Warning airfares and flight cancellations are set to soar | World | News
Aviation industry insiders fear flight cancellations and airfares are both set to soar next year.
They say a severe shortage of plane engines and spare aviation parts is causing a crisis.
Airlines – including British Airways and Virgin Atlantic – have already been forced to ground planes due to a Rolls Royce Trent 1000 engine shortage.
The situation is already causing a spike in airfares as airline competition narrows.
And industry insiders say flight cancellations linked to supply chain issues will peak next year.
Last month BA, removed 200,000 seats from the available capacity between the UK and southeast Asia this winter, in a move it blamed on “delays to the delivery of engines and parts from Rolls-Royce”.
This included its cancelling the resumption of daily flights between Heathrow and Kuala Lumpur.
Earlier this month, it also cut routes to Routes to Kuwait and Bahrain.

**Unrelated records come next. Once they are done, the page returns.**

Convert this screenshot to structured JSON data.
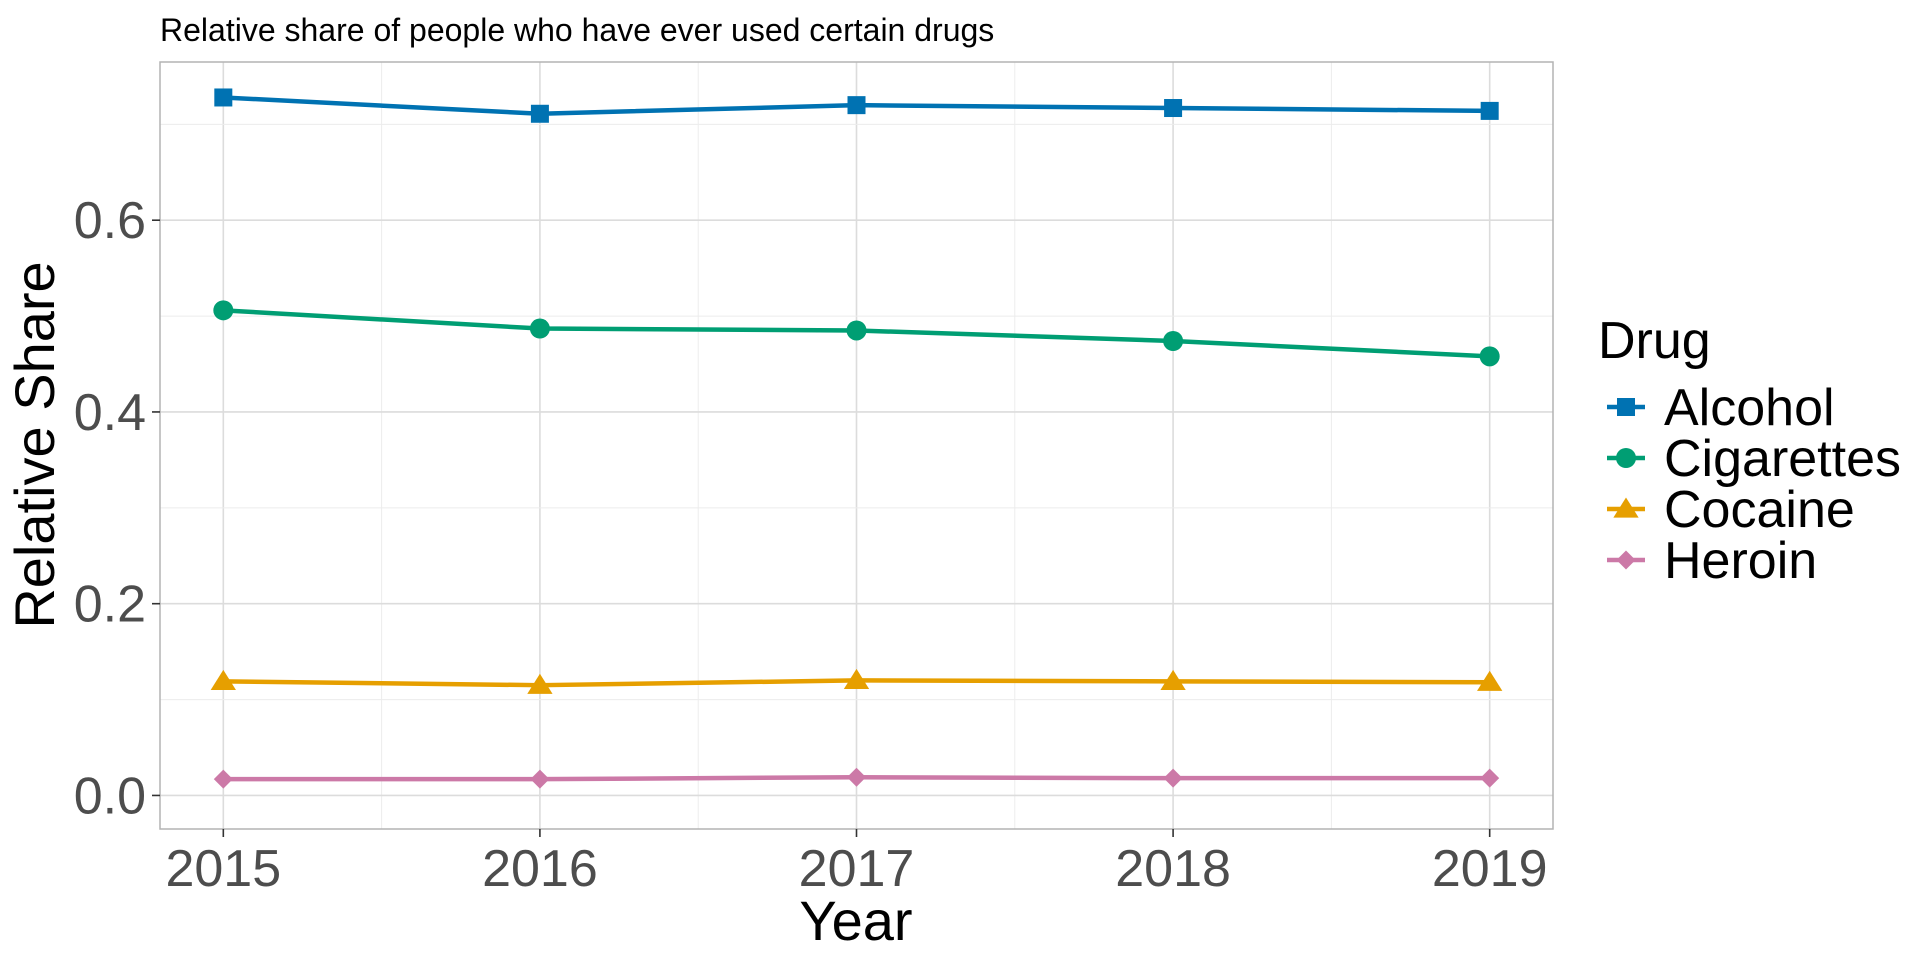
{
  "chart_data": {
    "type": "line",
    "title": "Relative share of people who have ever used certain drugs",
    "xlabel": "Year",
    "ylabel": "Relative Share",
    "x": [
      2015,
      2016,
      2017,
      2018,
      2019
    ],
    "x_tick_labels": [
      "2015",
      "2016",
      "2017",
      "2018",
      "2019"
    ],
    "y_ticks": [
      0.0,
      0.2,
      0.4,
      0.6
    ],
    "y_tick_labels": [
      "0.0",
      "0.2",
      "0.4",
      "0.6"
    ],
    "xlim": [
      2014.8,
      2019.2
    ],
    "ylim": [
      -0.035,
      0.765
    ],
    "grid": true,
    "legend_title": "Drug",
    "legend_position": "right",
    "series": [
      {
        "name": "Alcohol",
        "color": "#0072B2",
        "marker": "square",
        "values": [
          0.728,
          0.711,
          0.72,
          0.717,
          0.714
        ]
      },
      {
        "name": "Cigarettes",
        "color": "#009E73",
        "marker": "circle",
        "values": [
          0.506,
          0.487,
          0.485,
          0.474,
          0.458
        ]
      },
      {
        "name": "Cocaine",
        "color": "#E69F00",
        "marker": "triangle",
        "values": [
          0.119,
          0.115,
          0.12,
          0.119,
          0.118
        ]
      },
      {
        "name": "Heroin",
        "color": "#CC79A7",
        "marker": "diamond",
        "values": [
          0.017,
          0.017,
          0.019,
          0.018,
          0.018
        ]
      }
    ]
  }
}
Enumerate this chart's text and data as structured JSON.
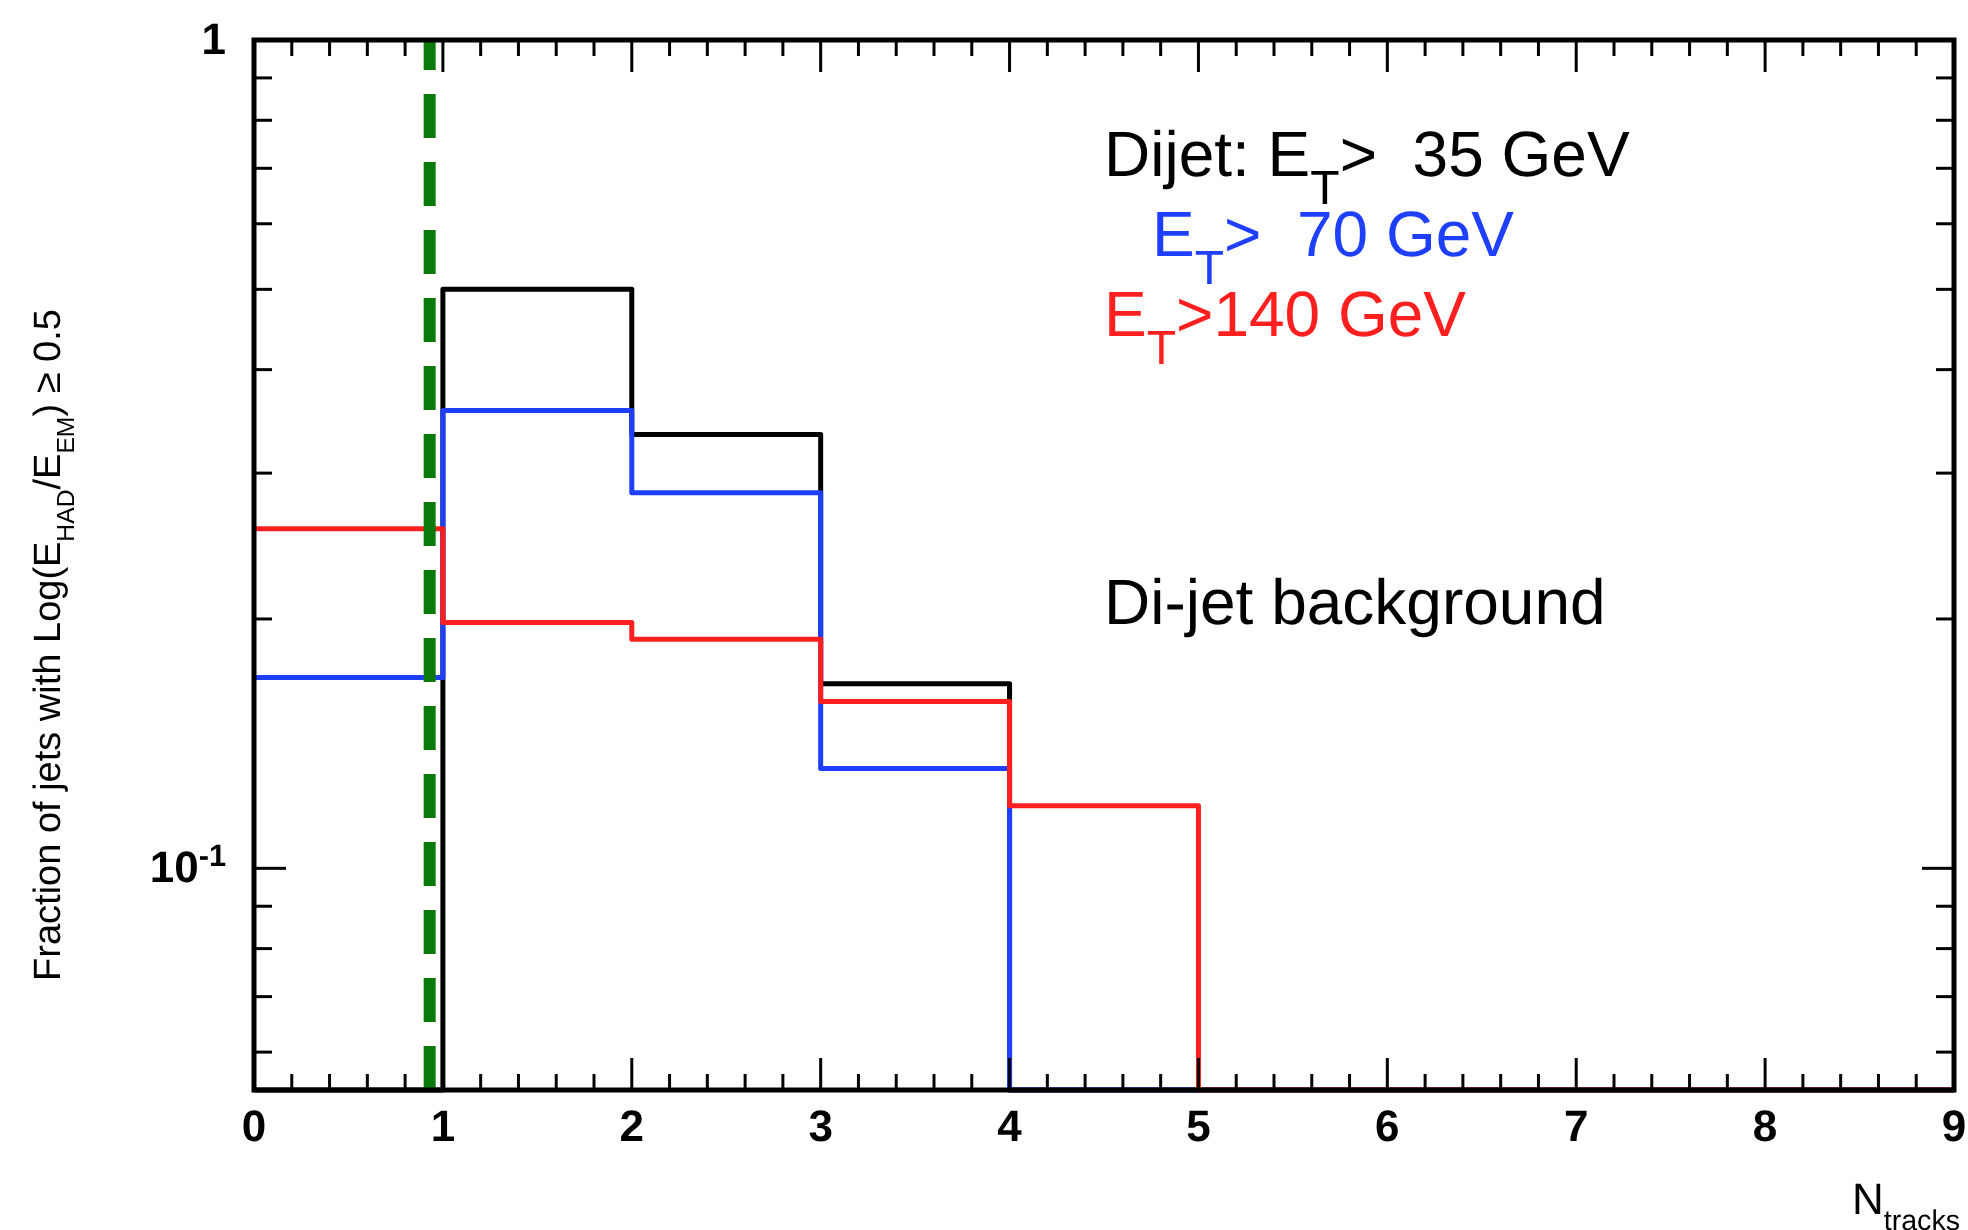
{
  "chart_data": {
    "type": "histogram",
    "xlabel": "N$_{tracks}$",
    "ylabel": "Fraction of jets with Log(E$_{HAD}$/E$_{EM}$) ≥ 0.5",
    "bins": [
      0,
      1,
      2,
      3,
      4,
      5,
      6,
      7,
      8,
      9
    ],
    "series": [
      {
        "name": "Dijet: E$_{T}$>  35 GeV",
        "color": "#000000",
        "values": [
          null,
          0.5,
          0.334,
          0.167,
          null,
          null,
          null,
          null,
          null
        ]
      },
      {
        "name": "E$_{T}$>  70 GeV",
        "color": "#1f3fff",
        "values": [
          0.17,
          0.357,
          0.284,
          0.132,
          null,
          null,
          null,
          null,
          null
        ]
      },
      {
        "name": "E$_{T}$>140 GeV",
        "color": "#ff1f1f",
        "values": [
          0.257,
          0.198,
          0.189,
          0.159,
          0.119,
          null,
          null,
          null,
          null
        ]
      }
    ],
    "annotations": [
      "Di-jet background"
    ],
    "ref_lines": [
      {
        "axis": "x",
        "value": 0.93,
        "color": "#0a7a0a",
        "line_style": "dashed"
      }
    ],
    "log": "y",
    "legend": "top right",
    "grid": false,
    "xlim": [
      0,
      9
    ],
    "ylim": [
      0.054,
      1
    ],
    "xticks": [
      0,
      {
        "value": 0.2,
        "label": null
      },
      {
        "value": 0.4,
        "label": null
      },
      {
        "value": 0.6,
        "label": null
      },
      {
        "value": 0.8,
        "label": null
      },
      1,
      {
        "value": 1.2,
        "label": null
      },
      {
        "value": 1.4,
        "label": null
      },
      {
        "value": 1.6,
        "label": null
      },
      {
        "value": 1.8,
        "label": null
      },
      2,
      {
        "value": 2.2,
        "label": null
      },
      {
        "value": 2.4,
        "label": null
      },
      {
        "value": 2.6,
        "label": null
      },
      {
        "value": 2.8,
        "label": null
      },
      3,
      {
        "value": 3.2,
        "label": null
      },
      {
        "value": 3.4,
        "label": null
      },
      {
        "value": 3.6,
        "label": null
      },
      {
        "value": 3.8,
        "label": null
      },
      4,
      {
        "value": 4.2,
        "label": null
      },
      {
        "value": 4.4,
        "label": null
      },
      {
        "value": 4.6,
        "label": null
      },
      {
        "value": 4.8,
        "label": null
      },
      5,
      {
        "value": 5.2,
        "label": null
      },
      {
        "value": 5.4,
        "label": null
      },
      {
        "value": 5.6,
        "label": null
      },
      {
        "value": 5.8,
        "label": null
      },
      6,
      {
        "value": 6.2,
        "label": null
      },
      {
        "value": 6.4,
        "label": null
      },
      {
        "value": 6.6,
        "label": null
      },
      {
        "value": 6.8,
        "label": null
      },
      7,
      {
        "value": 7.2,
        "label": null
      },
      {
        "value": 7.4,
        "label": null
      },
      {
        "value": 7.6,
        "label": null
      },
      {
        "value": 7.8,
        "label": null
      },
      8,
      {
        "value": 8.2,
        "label": null
      },
      {
        "value": 8.4,
        "label": null
      },
      {
        "value": 8.6,
        "label": null
      },
      {
        "value": 8.8,
        "label": null
      },
      9
    ],
    "yticks": [
      {
        "value": 0.06,
        "label": null
      },
      {
        "value": 0.07,
        "label": null
      },
      {
        "value": 0.08,
        "label": null
      },
      {
        "value": 0.09,
        "label": null
      },
      {
        "value": 0.1,
        "label": "10$^{-1}$"
      },
      {
        "value": 0.2,
        "label": null
      },
      {
        "value": 0.3,
        "label": null
      },
      {
        "value": 0.4,
        "label": null
      },
      {
        "value": 0.5,
        "label": null
      },
      {
        "value": 0.6,
        "label": null
      },
      {
        "value": 0.7,
        "label": null
      },
      {
        "value": 0.8,
        "label": null
      },
      {
        "value": 0.9,
        "label": null
      },
      1
    ]
  }
}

It is also halting more than 100 long-haul flights from London Gatwick to New York.
A BA spokesperson said: “We’re disappointed that we’ve had to make further changes to our schedule as we continue to experience delays to the delivery of engines and parts from Rolls-Royce.”
Virgin Atlantic also blamed Rolls-Royce shortages after it postponed plans to reume flighst beteen London and Accra in Ghana and Tel Aviv in Israel until next winter.
Paul Charles is a former director of communications at Virgin Atlantic and is now CEO at The PC Agency. He told The Indpendent that the engine supply issues have “caused massive problems for airlines and consumers”.
He said: “Airline planning teams have had to rewrite their rulebooks on how they use their fleet on the most popular destinations that they need to protect – and gamble on which routes will pay the price and be deleted from their networks.”
He warned that airfares will continue to rise – and that 2025 will see “record fares on many routes”.
The shortage are understood to be a hangover from the Covid-19 pandemic, when manufacturers scaled back production as demand for precision-engineered components dwindled. One analyst told The Independent the supply chain issues could take “years” to resolve.
A spokesperson for Rolls-Royce said: “We continue to work with all our customers to minimise the impact of the limited availability of spare parts.
“We have been taking decisive action and moving quickly to prioritise the resources needed to reduce the impact created by the current industry-wide supply chain constraints, it’s the highest priority for our Civil Aerospace division.”